As a sequel, the dumping has led to angry street protests in Abidjan during which the country's Transport Minister was pulled from his car and beaten, the house of the director of Abidjan was burnt down and, on 6 September, most of the Ivorian Cabinet resigned, prompting President Laurent Gbagbo to ask his Prime Minister, Charles Konan Banny, to form a new government.
Now, with the Probo Koala in Estonia, the Estonian state prosecutor has refused to allow the ship to leave pending investigations, with a view to prosecution. Greenpeace activists have hooked themselves up to the ship's mooring lines to stop it leaving (picture below left).
Returning to the Reuters report, this highlights "activists" who "campaigned against the dumping of toxic waste in Africa and the developing world in the 1980s," noting that "regulations adopted in Basel in 1989 attempted to restrain the business." Without realising the inevitability of what it reports, the agency – in a piece that is closer to editorialising than objective reporting – then tells us that Greenpeace is complaining that "the worst practices are back".
Instead of toxic waste, campaigners say the developed world is dumping old ships, often contaminated with asbestos and other poisonous chemicals, and electronic goods on poorer countries ill-equipped to deal with them. Reuters then cites Pierre Portas, deputy executive secretary of the Basel Convention Secretariat, who says, "Unfortunately, because in Europe and other places, legislation has been put in place, people were dreaming that this matter would disappear… But with globalisation, this has resurfaced, it is even on the increase."

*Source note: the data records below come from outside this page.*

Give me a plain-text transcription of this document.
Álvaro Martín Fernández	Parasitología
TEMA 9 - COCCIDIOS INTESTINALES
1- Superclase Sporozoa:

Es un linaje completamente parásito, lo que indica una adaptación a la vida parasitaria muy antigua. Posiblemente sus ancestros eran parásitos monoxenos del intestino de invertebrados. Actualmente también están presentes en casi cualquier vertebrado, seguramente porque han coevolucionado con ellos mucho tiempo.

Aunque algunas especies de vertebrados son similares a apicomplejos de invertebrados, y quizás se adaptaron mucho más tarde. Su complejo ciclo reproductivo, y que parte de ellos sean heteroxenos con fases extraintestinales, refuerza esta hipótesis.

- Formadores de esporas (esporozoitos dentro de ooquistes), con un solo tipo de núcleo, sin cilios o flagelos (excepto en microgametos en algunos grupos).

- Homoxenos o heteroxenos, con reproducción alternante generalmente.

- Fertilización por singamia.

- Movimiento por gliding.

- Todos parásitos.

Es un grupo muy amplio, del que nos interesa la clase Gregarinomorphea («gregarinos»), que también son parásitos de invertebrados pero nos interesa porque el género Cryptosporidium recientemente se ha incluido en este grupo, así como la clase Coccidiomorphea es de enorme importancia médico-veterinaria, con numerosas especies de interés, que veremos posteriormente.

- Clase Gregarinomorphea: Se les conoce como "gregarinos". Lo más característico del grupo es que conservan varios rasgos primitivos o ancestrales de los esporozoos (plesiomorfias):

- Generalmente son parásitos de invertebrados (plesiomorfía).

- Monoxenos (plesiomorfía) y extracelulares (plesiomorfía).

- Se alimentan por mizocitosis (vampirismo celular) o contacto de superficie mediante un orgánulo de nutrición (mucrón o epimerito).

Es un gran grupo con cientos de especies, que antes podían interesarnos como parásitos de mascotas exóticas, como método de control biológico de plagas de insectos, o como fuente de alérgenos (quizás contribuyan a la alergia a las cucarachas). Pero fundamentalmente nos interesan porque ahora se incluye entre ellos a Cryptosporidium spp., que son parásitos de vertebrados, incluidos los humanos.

According to Greenpeace, "unscrupulous recyclers" promise to find homes for the ever larger mountain of discarded electronic gadgets in the developing world. "The whole trend is about taking the waste out of the backyards of the West, just getting rid of it basically," said Zeina Alhajj, campaign coordinator for Greenpeace International.

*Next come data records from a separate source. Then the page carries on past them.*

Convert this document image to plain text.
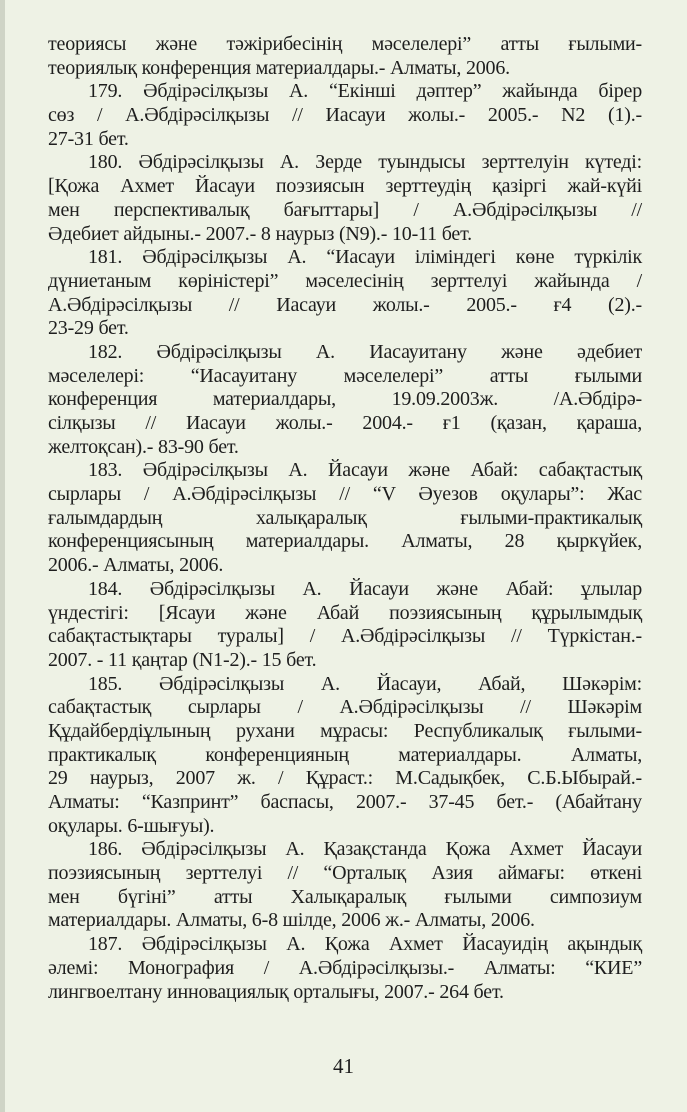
теориясы және тәжірибесінің мәселелері” атты ғылыми-
теориялық конференция материалдары.- Алматы, 2006.
179. Әбдірәсілқызы А. “Екінші дәптер” жайында бірер
сөз / А.Әбдірәсілқызы // Иасауи жолы.- 2005.- N2 (1).-
27-31 бет.
180. Әбдірәсілқызы А. Зерде туындысы зерттелуін күтеді:
[Қожа Ахмет Йасауи поэзиясын зерттеудің қазіргі жай-күйі
мен перспективалық бағыттары] / А.Әбдірәсілқызы //
Әдебиет айдыны.- 2007.- 8 наурыз (N9).- 10-11 бет.
181. Әбдірәсілқызы А. “Иасауи іліміндегі көне түркілік
дүниетаным көріністері” мәселесінің зерттелуі жайында /
А.Әбдірәсілқызы // Иасауи жолы.- 2005.- ғ4 (2).-
23-29 бет.
182. Әбдірәсілқызы А. Иасауитану және әдебиет
мәселелері: “Иасауитану мәселелері” атты ғылыми
конференция материалдары, 19.09.2003ж. /А.Әбдірә-
сілқызы // Иасауи жолы.- 2004.- ғ1 (қазан, қараша,
желтоқсан).- 83-90 бет.
183. Әбдірәсілқызы А. Йасауи және Абай: сабақтастық
сырлары / А.Әбдірәсілқызы // “V Әуезов оқулары”: Жас
ғалымдардың халықаралық ғылыми-практикалық
конференциясының материалдары. Алматы, 28 қыркүйек,
2006.- Алматы, 2006.
184. Әбдірәсілқызы А. Йасауи және Абай: ұлылар
үндестігі: [Ясауи және Абай поэзиясының құрылымдық
сабақтастықтары туралы] / А.Әбдірәсілқызы // Түркістан.-
2007. - 11 қаңтар (N1-2).- 15 бет.
185. Әбдірәсілқызы А. Йасауи, Абай, Шәкәрім:
сабақтастық сырлары / А.Әбдірәсілқызы // Шәкәрім
Құдайбердіұлының рухани мұрасы: Республикалық ғылыми-
практикалық конференцияның материалдары. Алматы,
29 наурыз, 2007 ж. / Құраст.: М.Садықбек, С.Б.Ыбырай.-
Алматы: “Казпринт” баспасы, 2007.- 37-45 бет.- (Абайтану
оқулары. 6-шығуы).
186. Әбдірәсілқызы А. Қазақстанда Қожа Ахмет Йасауи
поэзиясының зерттелуі // “Орталық Азия аймағы: өткені
мен бүгіні” атты Халықаралық ғылыми симпозиум
материалдары. Алматы, 6-8 шілде, 2006 ж.- Алматы, 2006.
187. Әбдірәсілқызы А. Қожа Ахмет Йасауидің ақындық
әлемі: Монография / А.Әбдірәсілқызы.- Алматы: “КИЕ”
лингвоелтану инновациялық орталығы, 2007.- 264 бет.
41
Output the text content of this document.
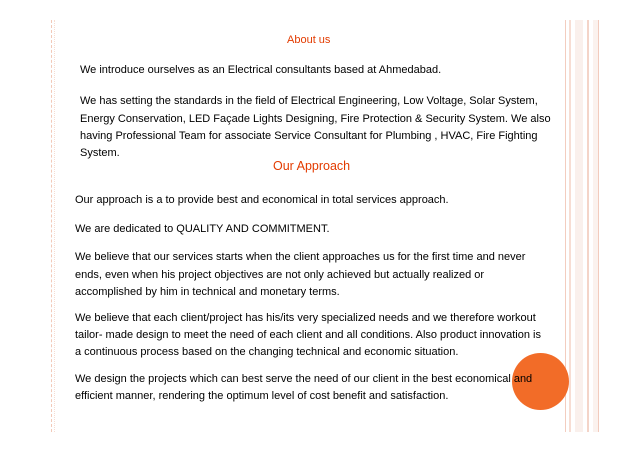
About us
We introduce ourselves as an Electrical consultants based at Ahmedabad.
We has setting the standards in the field of Electrical Engineering, Low Voltage, Solar System,
Energy Conservation, LED Façade Lights Designing, Fire Protection & Security System. We also
having Professional Team for associate Service Consultant for Plumbing , HVAC, Fire Fighting
System.
Our Approach
Our approach is a to provide best and economical in total services approach.
We are dedicated to QUALITY AND COMMITMENT.
We believe that our services starts when the client approaches us for the first time and never
ends, even when his project objectives are not only achieved but actually realized or
accomplished by him in technical and monetary terms.
We believe that each client/project has his/its very specialized needs and we therefore workout
tailor- made design to meet the need of each client and all conditions. Also product innovation is
a continuous process based on the changing technical and economic situation.
We design the projects which can best serve the need of our client in the best economical and
efficient manner, rendering the optimum level of cost benefit and satisfaction.
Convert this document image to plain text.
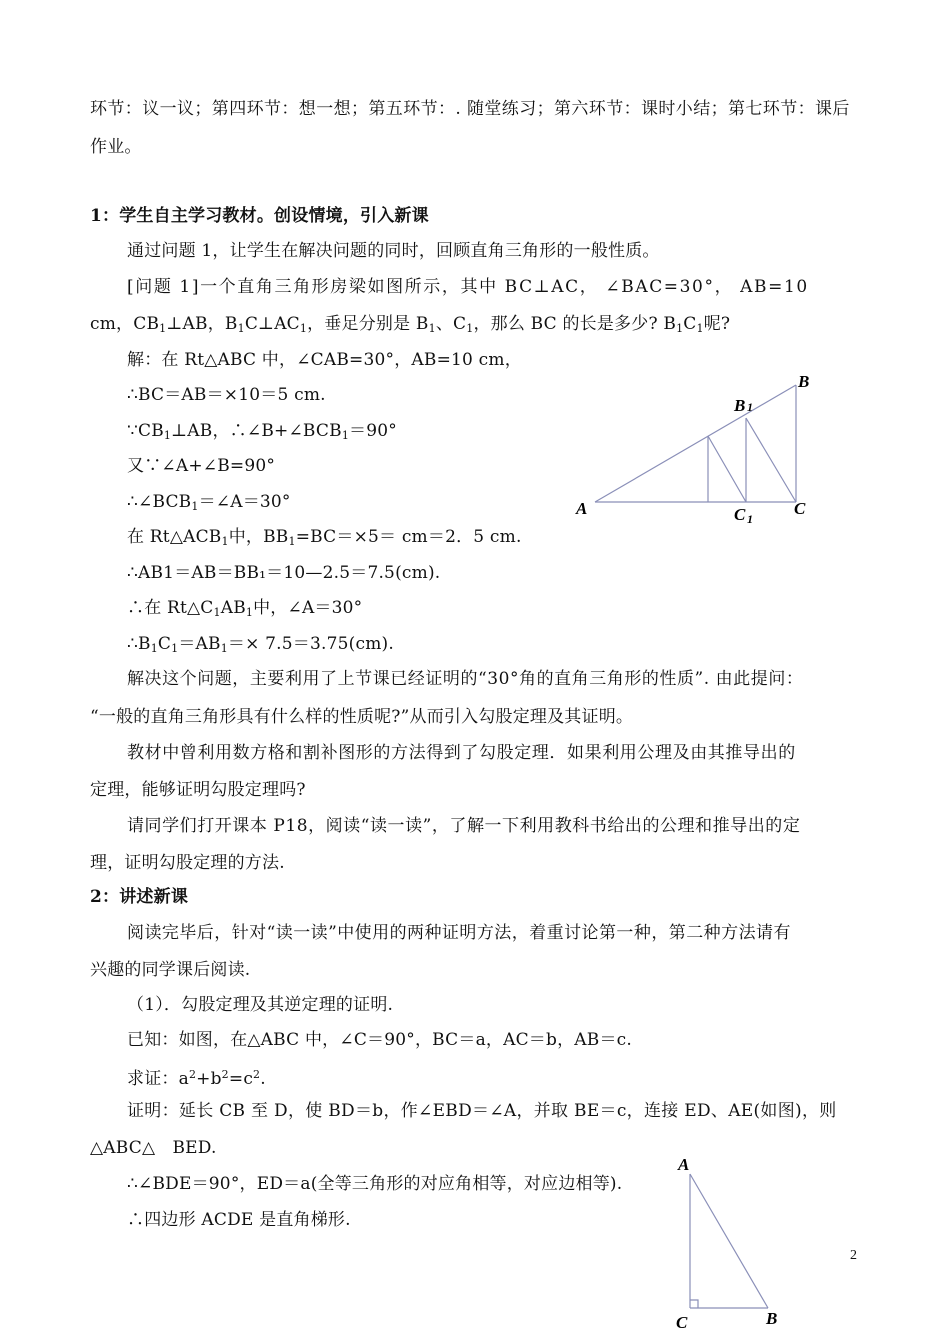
环节：议一议；第四环节：想一想；第五环节：. 随堂练习；第六环节：课时小结；第七环节：课后
作业。
1：学生自主学习教材。创设情境，引入新课
通过问题 1，让学生在解决问题的同时，回顾直角三角形的一般性质。
[问题 1]一个直角三角形房梁如图所示，其中 BC⊥AC， ∠BAC=30°， AB=10
cm，$CB_1\perp AB$，$B_1C\perp AC_1$，垂足分别是 $B_1$、$C_1$，那么 BC 的长是多少? $B_1C_1$呢?
解：在 Rt△ABC 中，∠CAB=30°，AB=10 cm，
∴BC＝AB＝×10＝5 cm.
$\because CB_1\perp AB$，$\therefore\angle B+\angle BCB_1=90^\circ$
又∵∠A+∠B=90°
$\therefore\angle BCB_1=\angle A=30^\circ$
在 $Rt\triangle ACB_1$中，$BB_1=BC=\times 5= cm=2$．5 cm.
∴AB1＝AB＝BB₁＝10—2.5＝7.5(cm).
∴在 $Rt\triangle C_1AB_1$中，∠A＝30°
$\therefore B_1C_1=AB_1=\times 7.5=3.75(cm)$.
解决这个问题，主要利用了上节课已经证明的“30°角的直角三角形的性质”. 由此提问：
“一般的直角三角形具有什么样的性质呢?”从而引入勾股定理及其证明。
教材中曾利用数方格和割补图形的方法得到了勾股定理．如果利用公理及由其推导出的
定理，能够证明勾股定理吗?
请同学们打开课本 P18，阅读“读一读”，了解一下利用教科书给出的公理和推导出的定
理，证明勾股定理的方法.
2：讲述新课
阅读完毕后，针对“读一读”中使用的两种证明方法，着重讨论第一种，第二种方法请有
兴趣的同学课后阅读.
（1）．勾股定理及其逆定理的证明.
已知：如图，在△ABC 中，∠C＝90°，BC＝a，AC＝b，AB＝c.
求证：$a^2+b^2=c^2$.
证明：延长 CB 至 D，使 BD＝b，作∠EBD＝∠A，并取 BE＝c，连接 ED、AE(如图)，则
△ABC△　BED.
∴∠BDE＝90°，ED＝a(全等三角形的对应角相等，对应边相等).
∴四边形 ACDE 是直角梯形.
A
B
C
B 1
C 1
A
B
C
2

The Basel Action Network, a US group campaigning for a crack-down on hazardous waste, said last year 500 containers of computers were being shipped into Lagos every month. As many as 75 percent of these ended up being dumped and burned, releasing hazardous fumes that can contain lead, cadmium, barium, beryllium, mercury and brominated flame retardants used in computer manufacture.
The United Nations estimates that 20 to 50 million tons of electronic waste is produced every year, and checks by a European watchdog last year showed that 48 percent of EU waste exports were illegal. "Consumerism has led to this problem, which we see with everything from ships, to computers to refrigerators... when you open places to trade, you also open them to illegal traffic," Portas says.

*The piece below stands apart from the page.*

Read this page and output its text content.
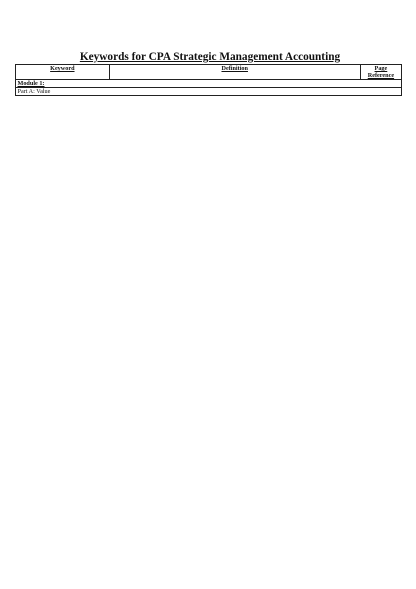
Keywords for CPA Strategic Management Accounting
Keyword	Definition	Page Reference
Module 1:
Part A: Value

That, then is the "take" of Reuters but, as we have argued elsewhere, it is – in one sense – far more complex than that, but also much more straightforward. Basically, though, if you want to ensure that waste disposal is carried out properly and safely, you make it as simple and as cheap as possible. On the other hand, if you rule out simple and safe means of disposal, like landfill and ladle on highly restrictive and expensive regulation, you skew the costs of disposal and make economic export to less regulated countries.
All you do then is turn your back on the problem, prate about how "green" you are, and ignore the problems which unfold.
In essence, the Probo Koala disaster was one waiting to happen, one which was regulatory-driven, arising from well-intentioned idiots who have little idea of human psychology and the effects of commercial pressures and who suffer from the delusion that all you have to do to solve problems is make laws.
This, as many readers will recognise, is the classic EU delusion and it was indeed the EU which was one of the prime movers behind the Basle Convention. No doubt, the officials who piloted it though, and the Greenpeace activists who so enthusiastically supported it, sleep easily in their beds, entirely heedless of the likelihood that, because of their actions, many Africans – and doubtless others – now lie in their graves.
Others, of course, may think differently, but that is a matter of perspective.